I grew up in London and am drawn to stories in the world I see around me – stories you don’t often see on screen. Earlier in my career I made documentaries about every subject, from the armed forces to murderers. My first long-form film was This Little Life, a film for TV about a woman who’d lost a premature baby. It went round international festivals, and on the back of that, I was able to do Brick Lane.
Suffragette (pictured, below) was a departure for me, because it was a bigger budget and larger-scale film. I had wanted to make a film about that subject for 10 years, because there were so few cinematic versions of the suffragette story and nothing that engaged with the working women who joined the movement, the riots or the police brutality. It felt very resonant during what became known as the fourth wave of feminism, which came out of the internet and the fact that we were hearing so many more voices from around the world.
Both Suffragette and Rocks are female-centric narratives that focus on women who have been marginalised by history. With Rocks, you see those girls on buses or in schools but you rarely see them on screens 20-feet tall or put at the centre of a narrative. We wanted to make a film that young people could connect with and make it in collaboration with them.
We did the casting [of Rocks] alongside the development. We went into London schools and for some months just sat at the back of classrooms, observing and talking to young people about their preoccupations, interests and challenges. We met such a diverse range of girls who had never considered acting before, and invited some of them to drama workshops with the writers. We didn’t have a brief but we worked with the girls to think about the shape of the film, who should be in it and what the focus should be.
Gradually a core group emerged – you could see the talent there. There was this friendship evolving among those girls and something very beautiful and eclectic about the chemistry of that group and we just had to latch on to that. We didn’t know we’d make a film about female friendship but that came out of the fact that they were there in the room.

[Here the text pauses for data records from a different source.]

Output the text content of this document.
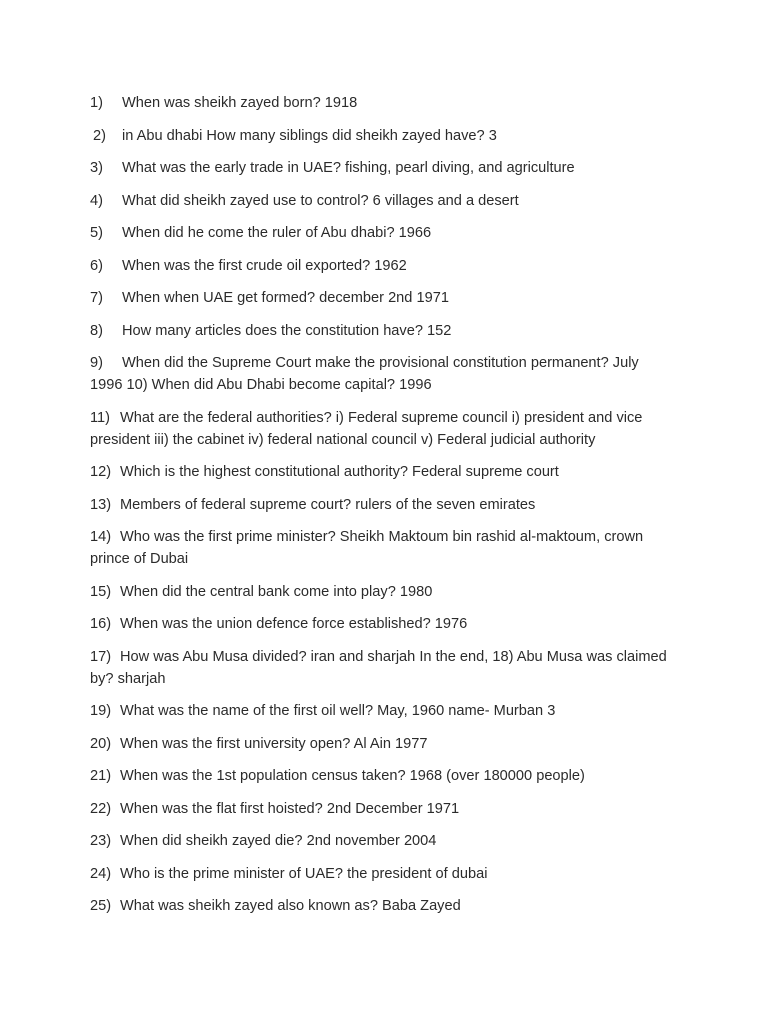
1) When was sheikh zayed born? 1918
2) in Abu dhabi How many siblings did sheikh zayed have? 3
3) What was the early trade in UAE? fishing, pearl diving, and agriculture
4) What did sheikh zayed use to control? 6 villages and a desert
5) When did he come the ruler of Abu dhabi? 1966
6) When was the first crude oil exported? 1962
7) When when UAE get formed? december 2nd 1971
8) How many articles does the constitution have? 152
9) When did the Supreme Court make the provisional constitution permanent? July 1996 10) When did Abu Dhabi become capital? 1996
11) What are the federal authorities? i) Federal supreme council i) president and vice president iii) the cabinet iv) federal national council v) Federal judicial authority
12) Which is the highest constitutional authority? Federal supreme court
13) Members of federal supreme court? rulers of the seven emirates
14) Who was the first prime minister? Sheikh Maktoum bin rashid al-maktoum, crown prince of Dubai
15) When did the central bank come into play? 1980
16) When was the union defence force established? 1976
17) How was Abu Musa divided? iran and sharjah In the end, 18) Abu Musa was claimed by? sharjah
19) What was the name of the first oil well? May, 1960 name- Murban 3
20) When was the first university open? Al Ain 1977
21) When was the 1st population census taken? 1968 (over 180000 people)
22) When was the flat first hoisted? 2nd December 1971
23) When did sheikh zayed die? 2nd november 2004
24) Who is the prime minister of UAE? the president of dubai
25) What was sheikh zayed also known as? Baba Zayed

This was a bit like making a documentary, because it was a process of discovery: you’re responding and having conversations with people around you, rather than imposing an idea. Filmmaking is deeply collaborative, anyway. I love how it evolves into something you hadn’t quite imagined. You have to hold on to your vision but also keep an open mind.
I also wanted to work with people who don’t usually have access to the film industry. I was challenging that even in my own crew – why had I never worked with a female cinematographer before, for example? We felt there should be a unity between the crew and the cast, because often there’s this big divide. We specifically chose crew members who were largely female, young and from the backgrounds that the girls came from. That really enriched the process and created a trusting environment.
Film is an inaccessible industry that is often freelance and unstable. There’s a lot to be done to make it more accessible. We need to work with schools and put more mentorships in place. We need to challenge how we work and set up different recruitment processes to get all ways of life into the industry. The stories will be richer as a result.
There was a real seismic shift this year [with the Black Lives Matter movement]. Lots of people have taken action and are looking at different ways of running their institutions and companies to make them more diverse and inclusive.
We have a great opportunity now to open ourselves up to different kinds of storytelling and look at who’s telling those stories. The only way I could have made Rocks was by collaborating with these young women who came from different backgrounds. I was a facilitator who used my position as an experienced director to bring up and work with these young people who had less experience. They stepped up and I learned a lot from them.
Sarah Gavron is a director known for films such as Brick Lane (2007) and Suffragette (2015). Her latest project, the critically acclaimed film Rocks, centres on a group of east London schoolgirls. It features a cast of mostly first-time teenage actors and a crew that was 75% female. It was also noteworthy because Gavron collaborated with the cast and creative team to develop the story. She has recently signed to Independent Films for commercial representation.